RayJay Says Its ‘Zen’ FA Training is an Antidote to ‘Salesy’ Approach

By Miriam Rozen October 12, 2020

Raymond James Financial has a Zen approach to training financial advisors that attracts individuals who, while only in their twenties, can generate $50,000 in annual production by their second year, according to the company.

Merriam-Webster defines Zen as “a state of calm attentiveness in which one’s actions are guided by intuition rather than by conscious effort.” According to Raymond James’ training materials, their Zen approach means that from the beginning of their relationship with prospects and clients, advisors work to establish mutual trust, actively listen, and seek to co-create financial and investment plans.

The Zen approach to training has been in place since 2014. The approach has worked for twenty-somethings because it dovetails with that demographic’s tendency to reject cold-calling sales tactics that historically were required for a broker or FA to build a book of business, according to the company.

But David Patchen, who designs the FA training program in his role as senior vice president for education and practice at the Raymond James Private Client Group, says the Zen approach also works for baby boomers and Generation Xers who no longer want to be perceived as salespeople. 

This year, 220 trainees are participating in Raymond James’ training program, down from 295 in 2019, the company says. All advisor training at the firm now incorporates Zen philosophy elements, Patchen says.

David Patchen
“When you hear the word Zen, what comes to mind?” Patchen says he often asks trainees.

The trainees’ answers — peace, meditation, relaxation and Buddhism — are not terms that initially trigger thoughts of “sales and selling,” he says.

What Raymond James is aiming for is “a Zen-relaxed, focused, intense at times, one-on-one connective environment” rather than a “salesy one,” Patchen says.

Much of the training curriculum Patchen has developed consists of teaching FAs how to ask prospects and clients questions and then how to listen well. The quiet but interrogatory approach is aimed at helping FAs identify the information deficiencies of prospects and clients and where they need financial planning, according to Patchen and FAs who have undergone the training.

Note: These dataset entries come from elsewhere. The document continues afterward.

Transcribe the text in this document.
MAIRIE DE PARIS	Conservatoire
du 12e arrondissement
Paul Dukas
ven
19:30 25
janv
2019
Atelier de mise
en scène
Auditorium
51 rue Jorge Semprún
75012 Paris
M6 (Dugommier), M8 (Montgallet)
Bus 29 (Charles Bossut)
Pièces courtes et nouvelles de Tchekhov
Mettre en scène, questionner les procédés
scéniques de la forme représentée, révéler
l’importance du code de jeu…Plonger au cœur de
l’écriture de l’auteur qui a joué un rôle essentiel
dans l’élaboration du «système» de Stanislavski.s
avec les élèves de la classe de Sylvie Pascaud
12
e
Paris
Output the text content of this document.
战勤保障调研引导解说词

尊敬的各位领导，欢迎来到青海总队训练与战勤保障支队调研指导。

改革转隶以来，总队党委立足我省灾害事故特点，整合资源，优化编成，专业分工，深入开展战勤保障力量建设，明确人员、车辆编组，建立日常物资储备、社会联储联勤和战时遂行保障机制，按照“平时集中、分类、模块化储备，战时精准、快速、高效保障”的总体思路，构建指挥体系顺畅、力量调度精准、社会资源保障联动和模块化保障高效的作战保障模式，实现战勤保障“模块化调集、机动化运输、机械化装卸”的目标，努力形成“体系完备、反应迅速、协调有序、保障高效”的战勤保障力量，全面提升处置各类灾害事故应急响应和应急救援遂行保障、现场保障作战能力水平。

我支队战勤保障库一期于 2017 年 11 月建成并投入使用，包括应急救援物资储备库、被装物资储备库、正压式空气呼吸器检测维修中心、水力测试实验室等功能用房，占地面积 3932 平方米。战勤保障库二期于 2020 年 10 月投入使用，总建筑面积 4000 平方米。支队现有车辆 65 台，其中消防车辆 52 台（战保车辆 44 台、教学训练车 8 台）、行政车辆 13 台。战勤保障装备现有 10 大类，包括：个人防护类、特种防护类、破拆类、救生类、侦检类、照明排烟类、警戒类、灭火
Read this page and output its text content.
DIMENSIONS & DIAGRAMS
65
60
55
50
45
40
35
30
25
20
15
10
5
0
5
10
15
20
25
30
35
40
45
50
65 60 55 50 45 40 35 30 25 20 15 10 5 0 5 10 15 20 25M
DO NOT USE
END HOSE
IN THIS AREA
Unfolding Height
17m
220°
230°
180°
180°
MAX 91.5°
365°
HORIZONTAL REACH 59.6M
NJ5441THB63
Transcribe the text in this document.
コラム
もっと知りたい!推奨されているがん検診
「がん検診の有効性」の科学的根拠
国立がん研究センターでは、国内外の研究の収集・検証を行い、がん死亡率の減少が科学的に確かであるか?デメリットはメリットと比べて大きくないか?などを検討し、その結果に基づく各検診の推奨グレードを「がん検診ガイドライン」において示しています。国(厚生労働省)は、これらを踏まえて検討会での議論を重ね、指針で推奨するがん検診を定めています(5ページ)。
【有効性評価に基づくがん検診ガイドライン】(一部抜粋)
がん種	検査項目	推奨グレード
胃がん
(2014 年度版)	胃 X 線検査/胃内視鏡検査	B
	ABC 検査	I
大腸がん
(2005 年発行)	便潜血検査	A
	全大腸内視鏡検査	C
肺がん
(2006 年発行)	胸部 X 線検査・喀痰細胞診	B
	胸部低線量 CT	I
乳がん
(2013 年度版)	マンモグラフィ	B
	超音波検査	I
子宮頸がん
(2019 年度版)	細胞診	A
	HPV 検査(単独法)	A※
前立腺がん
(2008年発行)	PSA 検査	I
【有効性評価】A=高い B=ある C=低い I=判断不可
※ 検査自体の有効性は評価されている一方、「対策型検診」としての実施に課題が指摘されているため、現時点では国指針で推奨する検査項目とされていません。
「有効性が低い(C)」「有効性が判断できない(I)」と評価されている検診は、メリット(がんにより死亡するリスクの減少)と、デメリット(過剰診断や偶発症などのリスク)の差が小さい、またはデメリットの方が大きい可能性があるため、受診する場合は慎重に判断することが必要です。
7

With this approach, FAs may ultimately lead conversations, but instead of the FAs having to sell themselves or their services, the prospects initiate requests for advice, Patchen and the FAs add.

Raymond James says it has been able to retain 66% of advisors three years after they were trained. The company did not provide the trainee retention rate prior to its introduction of the Zen approach six years ago.

The company also did not provide the retention rate after five years, when the firm stops paying advisors a salary and bases their compensation entirely on each FA’s production. A Cerulli Associates report published in February predicted that about 50% to 75% of the 19,384 FA trainees who entered the industry in 2019 will fail within their first five years in the business.

Raymond James says its training program is 24 months long. The company says it pays trainees a salary — typically $50,000 to $100,000 a year, for five years — with the understanding that an FA’s annual production goal for year two is $50,000.

The company has "performance improvement plans for those who don’t meet their goals," according to Matt Ransom, vice president of new advisor development.

Each year, the salary portion of an FA trainees’ compensation shrinks as the production-based pay increases, the company says, without revealing the exact formula. But their "earnings potential is unlimited because it is a salary plus performance model, so salary in addition to their earned fees and commissions," Ransom says.

Historically, about 50% of the Raymond James trainees are tied to teams of advisors, and 50% are standalone. The success rate for team-tied trainees is slightly higher than their standalone cohorts, according to Patchen, who didn’t elaborate on the success rates.

‘Not a salesman’

Jayme Szafranski is a standalone FA who began Raymond James’ training program six years ago when he was 22 years old. Patchen had only just begun to roll out his Zen training at the time.

Szafranski says his first few months, prior to getting on board the Zen training, “were brutal.” He says he now has a standalone practice with $75 million in client assets, built entirely from scratch.

Prior to joining Raymond James as a registered representative in 2014, Szafranski had interned for an LPL Financial affiliated advisor and for a Merrill Lynch team, where he says he had watched FA trainees “fizzle out.”

When he started to learn Patchen’s Zen philosophy, “it was immediate relief,” Szafranski says.

“I wanted to be a consultant and a financial planner and not a salesman. I feel like that is one of the reasons I did not wash out in this business, because I’m in the mindset of not being a car salesman,” he adds.